Eine Frau geht an Wahlplakaten vorbei.
Im Iran wird am Freitag gewählt.
EPA/ABEDIN TAHERKENAREH

Während 61 Millionen Iranerinnen und Iraner aufgefordert sind, an den Parlamentswahlen am 1. März teilzunehmen, deuteten Umfragen, die in 31 Provinzen unter 16.000 Teilnehmern durchgeführt wurden, die wahrscheinlich niedrigste Wahlbeteiligung seit Bestehen der Islamischen Republik an. In Teheran dürfte sie demnach unter 20 Prozent liegen, in den übrigen Landesteilen höchstens bei 40 Prozent.

Eine andere, unter Verschluss gehaltene Umfrage, die vom Informationsministerium durchgeführt wurde, zeigt, dass 70 Prozent der Befragten ein säkulares System bevorzugen würden und den Einfluss der Religion auf den Alltag als Hindernis für die Weiterentwicklung des Landes bezeichnen. Außerdem lehnt die Mehrheit den Hijab ab.

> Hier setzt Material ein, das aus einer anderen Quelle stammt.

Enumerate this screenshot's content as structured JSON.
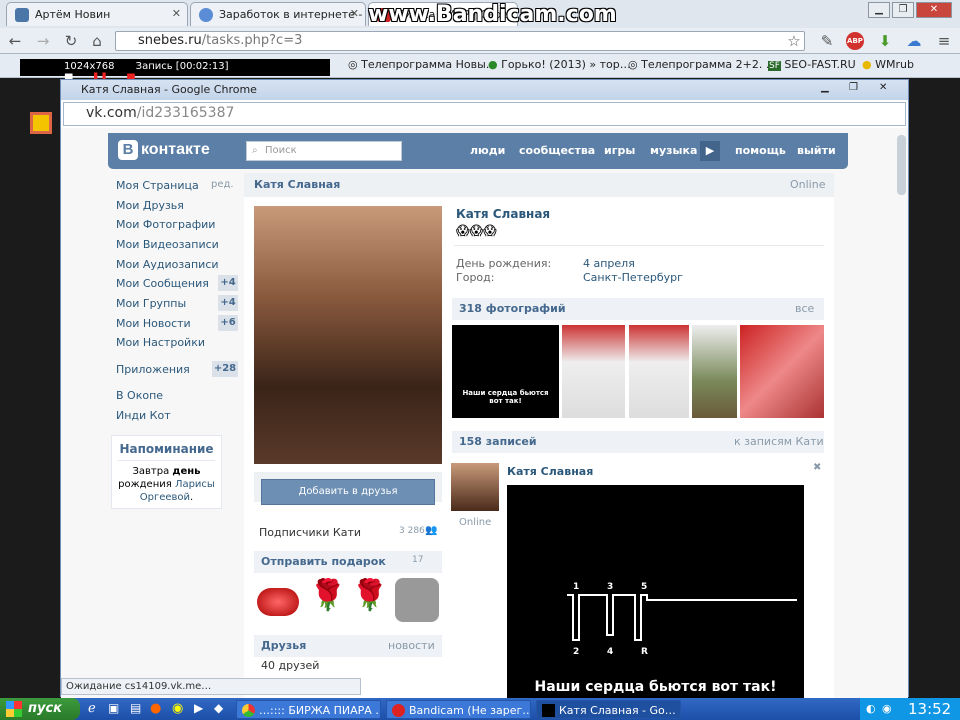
{
  "browser": {
    "tabs": [
      {
        "title": "Артём Новин"
      },
      {
        "title": "Заработок в интернете - Р"
      },
      {
        "title": "Биржа ПИАР | Свое"
      }
    ],
    "url_host": "snebes.ru",
    "url_path": "/tasks.php?c=3",
    "watermark": "www.Bandicam.com",
    "bookmarks": [
      "Телепрограмма Новы…",
      "Горько! (2013) » тор…",
      "Телепрограмма 2+2. …",
      "SEO-FAST.RU",
      "WMrub"
    ],
    "recorder": {
      "resolution": "1024x768",
      "recording": "Запись [00:02:13]"
    },
    "status": "Ожидание cs14109.vk.me…"
  },
  "inner": {
    "title": "Катя Славная - Google Chrome",
    "url_host": "vk.com",
    "url_path": "/id233165387"
  },
  "vk": {
    "logo_text": "контакте",
    "logo_letter": "В",
    "search_placeholder": "Поиск",
    "nav": [
      "люди",
      "сообщества",
      "игры",
      "музыка",
      "помощь",
      "выйти"
    ],
    "menu": [
      {
        "label": "Моя Страница",
        "extra": "ред."
      },
      {
        "label": "Мои Друзья"
      },
      {
        "label": "Мои Фотографии"
      },
      {
        "label": "Мои Видеозаписи"
      },
      {
        "label": "Мои Аудиозаписи"
      },
      {
        "label": "Мои Сообщения",
        "badge": "+4"
      },
      {
        "label": "Мои Группы",
        "badge": "+4"
      },
      {
        "label": "Мои Новости",
        "badge": "+6"
      },
      {
        "label": "Мои Настройки"
      },
      {
        "label": "Приложения",
        "badge": "+28"
      },
      {
        "label": "В Окопе"
      },
      {
        "label": "Инди Кот"
      }
    ],
    "reminder": {
      "title": "Напоминание",
      "text1": "Завтра ",
      "bold": "день",
      "text2": "рождения ",
      "link": "Ларисы Оргеевой",
      "dot": "."
    },
    "profile": {
      "header_name": "Катя Славная",
      "header_status": "Online",
      "name": "Катя Славная",
      "status_emoji": "😱😱😱",
      "birthday_label": "День рождения:",
      "birthday": "4 апреля",
      "city_label": "Город:",
      "city": "Санкт-Петербург",
      "add_friend": "Добавить в друзья",
      "subscribers_label": "Подписчики Кати",
      "subscribers_count": "3 286",
      "gift_label": "Отправить подарок",
      "gift_count": "17",
      "friends_label": "Друзья",
      "friends_new": "новости",
      "friends_count": "40 друзей",
      "photos_label": "318 фотографий",
      "photos_all": "все",
      "photo_caption": "Наши сердца бьются вот так!",
      "posts_label": "158 записей",
      "posts_link": "к записям Кати",
      "post_author": "Катя Славная",
      "post_online": "Online",
      "ecg_labels": [
        "1",
        "3",
        "5",
        "2",
        "4",
        "R"
      ],
      "post_caption": "Наши сердца бьются вот так!"
    }
  },
  "taskbar": {
    "start": "пуск",
    "items": [
      "…:::: БИРЖА ПИАРА …",
      "Bandicam (Не зарег…",
      "Катя Славная - Go…"
    ],
    "clock": "13:52"
  }
}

Der frühere Wissenschaftsminister Mostafa Moien im Kabinett Mohammad Khatamis hat in einem Interview die Ergebnisse einer wissenschaftlichen Umfrage veröffentlicht, die zeigt, dass 81 Prozent der Bevölkerung kein Vertrauen in die Regierung haben und die Unzufriedenheit mit Politikern und Machthabern enorm gestiegen ist. Zudem konnten mehr als 52 Prozent der Befragten nicht einmal das Datum der Wahlen nennen.

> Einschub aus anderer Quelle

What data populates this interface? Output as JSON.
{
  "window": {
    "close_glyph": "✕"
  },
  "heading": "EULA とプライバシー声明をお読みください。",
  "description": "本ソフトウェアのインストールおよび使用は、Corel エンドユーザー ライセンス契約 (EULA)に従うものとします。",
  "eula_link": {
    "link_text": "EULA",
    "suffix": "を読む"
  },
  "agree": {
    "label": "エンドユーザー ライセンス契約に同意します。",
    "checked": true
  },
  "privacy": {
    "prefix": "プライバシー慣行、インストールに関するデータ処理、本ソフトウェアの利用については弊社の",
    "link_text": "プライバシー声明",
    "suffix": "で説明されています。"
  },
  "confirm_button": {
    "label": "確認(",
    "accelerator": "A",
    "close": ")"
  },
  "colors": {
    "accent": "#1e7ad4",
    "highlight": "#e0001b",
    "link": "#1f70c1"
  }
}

Dossiers über Journalisten

Das Vertrauen ins System bekam durch eine Hackergruppe, die sich als Imam Ali bezeichnet und früher auch Bilder aus dem Evin-Gefängnis veröffentlicht hatte, einen weiteren Riss. Sie veröffentlichte interne Unterlagen des Justizministeriums: In mehr als einer Million geheim gehaltenen Dokumenten sind umfangreiche Informationen über Journalisten, Politiker und Personen, die sich in irgendeiner Weise kritisch geäußert haben, festgehalten. Jeder, der möchte, kann nun Einsicht in seinen Akt bekommen.

Obwohl an der Echtheit kein Zweifel besteht, behauptete das Justizministerium, die Dokumente seien gefälscht. Es existieren über fast alle Journalisten geheime Dossiers, in denen viele ihrer Aktivitäten und Ansichten dokumentiert wurden. Vor allem die Tätigkeit von im Ausland beschäftigten Journalisten wurde genauestens festgehalten.

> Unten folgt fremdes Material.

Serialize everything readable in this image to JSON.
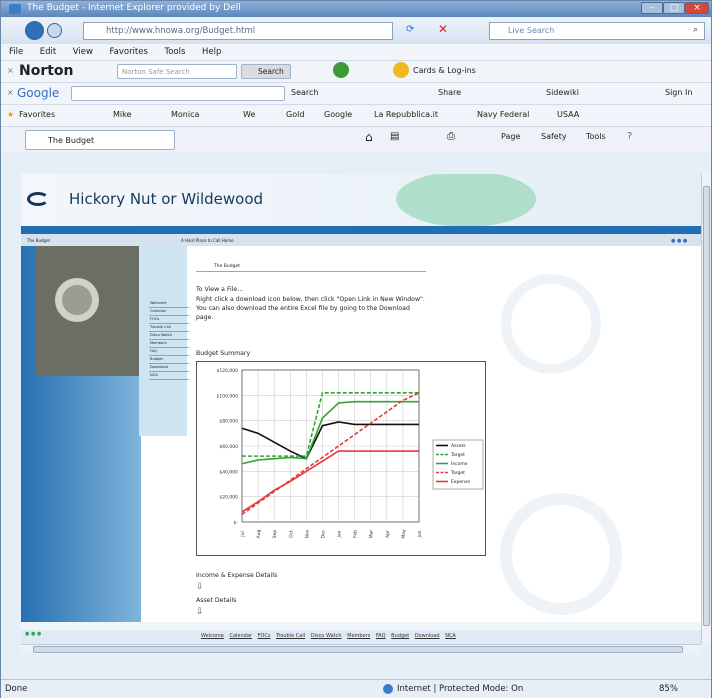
{
  "window": {
    "title": "The Budget - Internet Explorer provided by Dell"
  },
  "address": {
    "url": "http://www.hnowa.org/Budget.html",
    "search_placeholder": "Live Search"
  },
  "menu": [
    "File",
    "Edit",
    "View",
    "Favorites",
    "Tools",
    "Help"
  ],
  "norton": {
    "label": "Norton",
    "search_placeholder": "Norton Safe Search",
    "search_btn": "Search",
    "cards": "Cards & Log-ins"
  },
  "google": {
    "label": "Google",
    "search": "Search",
    "share": "Share",
    "sidewiki": "Sidewiki",
    "signin": "Sign In"
  },
  "favorites": {
    "label": "Favorites",
    "items": [
      "Mike",
      "Monica",
      "We",
      "Gold",
      "Google",
      "La Repubblica.it",
      "Navy Federal",
      "USAA"
    ]
  },
  "tab": {
    "title": "The Budget",
    "page": "Page",
    "safety": "Safety",
    "tools": "Tools"
  },
  "site": {
    "header": "Hickory Nut or Wildewood",
    "crumb_left": "The Budget",
    "crumb_mid": "A Hard Place to Call Home",
    "dots": "● ● ●"
  },
  "sidenav": [
    "Welcome",
    "Calendar",
    "FOCs",
    "Trouble Call",
    "Disco Watch",
    "Members",
    "FAQ",
    "Budget",
    "Download",
    "NCA"
  ],
  "page": {
    "section": "The Budget",
    "view_title": "To View a File...",
    "instructions": [
      "Right click a download icon below, then click \"Open Link in New Window\".",
      "You can also download the entire Excel file by going to the Download",
      "page."
    ],
    "summary_title": "Budget Summary",
    "income_link": "Income & Expense Details",
    "asset_link": "Asset Details"
  },
  "footer": {
    "dots": "● ● ●",
    "links": [
      "Welcome",
      "Calendar",
      "FOCs",
      "Trouble Call",
      "Disco Watch",
      "Members",
      "FAQ",
      "Budget",
      "Download",
      "NCA"
    ]
  },
  "status": {
    "left": "Done",
    "zone": "Internet | Protected Mode: On",
    "zoom": "85%"
  },
  "chart_data": {
    "type": "line",
    "x": [
      "Jul",
      "Aug",
      "Sep",
      "Oct",
      "Nov",
      "Dec",
      "Jan",
      "Feb",
      "Mar",
      "Apr",
      "May",
      "Jun"
    ],
    "y_ticks": [
      "$120,000",
      "$100,000",
      "$80,000",
      "$60,000",
      "$40,000",
      "$20,000",
      "$-"
    ],
    "ylim": [
      0,
      120000
    ],
    "series": [
      {
        "name": "Assets",
        "color": "#111111",
        "dash": false,
        "values": [
          74000,
          70000,
          63000,
          56000,
          50000,
          76000,
          79000,
          77000,
          77000,
          77000,
          77000,
          77000
        ]
      },
      {
        "name": "Target",
        "color": "#33a333",
        "dash": true,
        "values": [
          52000,
          52000,
          52000,
          52000,
          52000,
          102000,
          102000,
          102000,
          102000,
          102000,
          102000,
          102000
        ]
      },
      {
        "name": "Income",
        "color": "#33a333",
        "dash": false,
        "values": [
          46000,
          49000,
          50000,
          51000,
          50000,
          82000,
          94000,
          95000,
          95000,
          95000,
          95000,
          95000
        ]
      },
      {
        "name": "Target",
        "color": "#e43a3a",
        "dash": true,
        "values": [
          6000,
          15000,
          24000,
          33000,
          42000,
          51000,
          60000,
          69000,
          78000,
          87000,
          96000,
          102000
        ]
      },
      {
        "name": "Expense",
        "color": "#e43a3a",
        "dash": false,
        "values": [
          8000,
          16000,
          25000,
          32000,
          40000,
          48000,
          56000,
          56000,
          56000,
          56000,
          56000,
          56000
        ]
      }
    ]
  }
}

Vor diesem Hintergrund fordern namhafte Politiker und Oppositionsführer die Bevölkerung auf, sich nicht an den Wahlen zu beteiligen – unter ihnen die Friedensnobelpreisträgerin Narges Mohammadi. Der frühere Vize-Innenminister Mostafa Tajzade bezeichnete die Wahlen als vulgär. Beide sind im Evin-Gefängnis inhaftiert. (N.N., 1.3.2024)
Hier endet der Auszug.